La vengeance est un plat qui se mange froid. Ce proverbe, un patron nantais va pouvoir y cogiter dans sa cellule de la maison d’arrêt de Seysses, jusqu’à son procès qui doit se tenir le 10 octobre à Toulouse.

Dans la nuit de samedi à dimanche, il a mis le feu à 1.500 m2 de bâtiments sur la commune de Auzeville-Tolosane, au sud-est de la Ville rose. Patrick D., 64 ans, n’a pas choisi par hasard ce site. Il héberge trois sociétés, dont Biotrade, un de ses concurrents sur le marché de l’équipement pour les stations d’épuration. Une entreprise avec laquelle il est en litige commercial depuis plusieurs mois, ce qui a déjà conduit les deux sociétés devant les tribunaux. C’est le patron nantais qui a attaqué, et il a été en grande partie débouté.

« Les dommages sont très lourds »

Lundi, à l’audience qui a fixé la date de son procès et son maintien en détention, Patrick D., chemise blanche et veste de costume, n’a rien nié. « Je suis tout à fait conscient de mes actes, je suis prêt à en assumer les conséquences, je regrette profondément ce que j’ai fait, je ne pensais pas que mon acte engendrerait ces dégâts », a expliqué le chef d’entreprise dans le box du tribunal.

Dans la salle, son concurrent a du mal à digérer cet acte. « Les dommages sont très lourds, de 8 à 10 millions d’euros », explique Jean-Pierre Grasa, le dirigeant de Biotrade et des autres sociétés qui emploient 26 personnes. Le soir de l’incendie, qui a nécessité l’intervention de plus de 50 pompiers, les gendarmes ont pu interpeller Patrick D. grâce à sa voiture, garée à quelques mètres du bâtiment.

Pour ne pas se faire repérer, le chef d’entreprise nantais avait en effet changé l’une de ses plaques d’immatriculation. Or, les gendarmes ont repéré son véhicule lors d’un passage et se sont aperçus du subterfuge.
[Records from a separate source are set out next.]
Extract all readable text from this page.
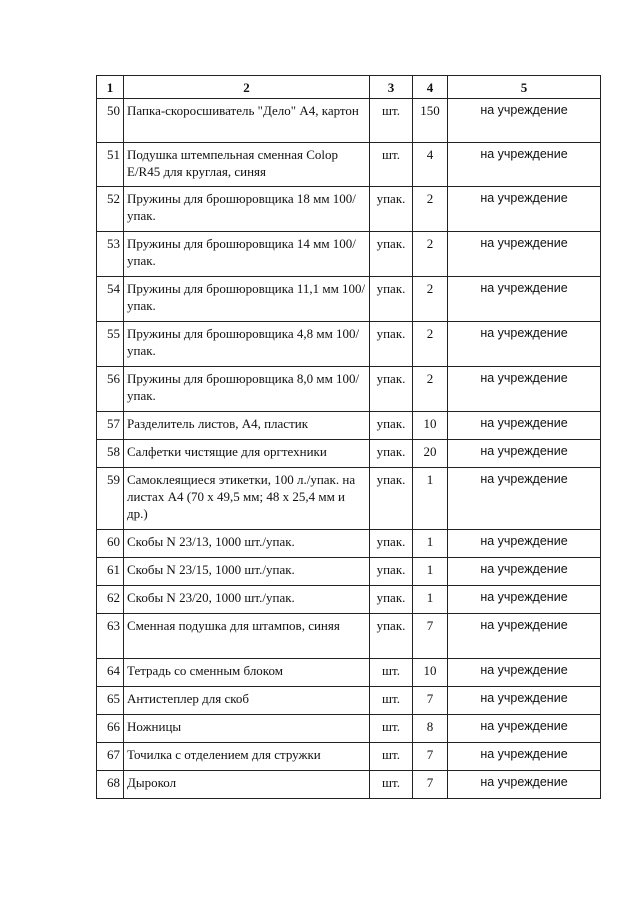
1	2	3	4	5
50	Папка-скоросшиватель "Дело" А4, картон	шт.	150	на учреждение
51	Подушка штемпельная сменная Colop E/R45 для круглая, синяя	шт.	4	на учреждение
52	Пружины для брошюровщика 18 мм 100/упак.	упак.	2	на учреждение
53	Пружины для брошюровщика 14 мм 100/упак.	упак.	2	на учреждение
54	Пружины для брошюровщика 11,1 мм 100/упак.	упак.	2	на учреждение
55	Пружины для брошюровщика 4,8 мм 100/упак.	упак.	2	на учреждение
56	Пружины для брошюровщика 8,0 мм 100/упак.	упак.	2	на учреждение
57	Разделитель листов, А4, пластик	упак.	10	на учреждение
58	Салфетки чистящие для оргтехники	упак.	20	на учреждение
59	Самоклеящиеся этикетки, 100 л./упак. на листах А4 (70 х 49,5 мм; 48 х 25,4 мм и др.)	упак.	1	на учреждение
60	Скобы N 23/13, 1000 шт./упак.	упак.	1	на учреждение
61	Скобы N 23/15, 1000 шт./упак.	упак.	1	на учреждение
62	Скобы N 23/20, 1000 шт./упак.	упак.	1	на учреждение
63	Сменная подушка для штампов, синяя	упак.	7	на учреждение
64	Тетрадь со сменным блоком	шт.	10	на учреждение
65	Антистеплер для скоб	шт.	7	на учреждение
66	Ножницы	шт.	8	на учреждение
67	Точилка с отделением для стружки	шт.	7	на учреждение
68	Дырокол	шт.	7	на учреждение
Au moment où ils l’ont interpellé pour ce délit, les forces de l’ordre ont entendu des explosions dans le bâtiment en feu voisin.

« Il a été pris en flagrant délit et on a pris pour argent comptant ce qu’il a dit. Il a dit qu’il avait incendié le site juste avec de l’alcool à brûler, mais des sacs n’appartenant pas à l’entreprise ont été découverts sur place. Le week-end précédent, il y a eu aussi une intrusion dans l’entreprise », relève Vincent Valade, l’avocat du plaignant.

Comment Patrick D. un homme sans histoire, très à l’aise financièrement, a pu passer à l’acte ? « J’ai conscience qu’une vie de travail réussie va me servir à indemniser le préjudice matériel », a-t-il reconnu lors de l’audience. Une expertise psychiatrique a été demandée par le président du tribunal, en amont de son futur procès. En attendant, son avocate, Agathe Stammbach, a fait appel de son maintien en détention, pour qu’il « puisse préparer son procès ».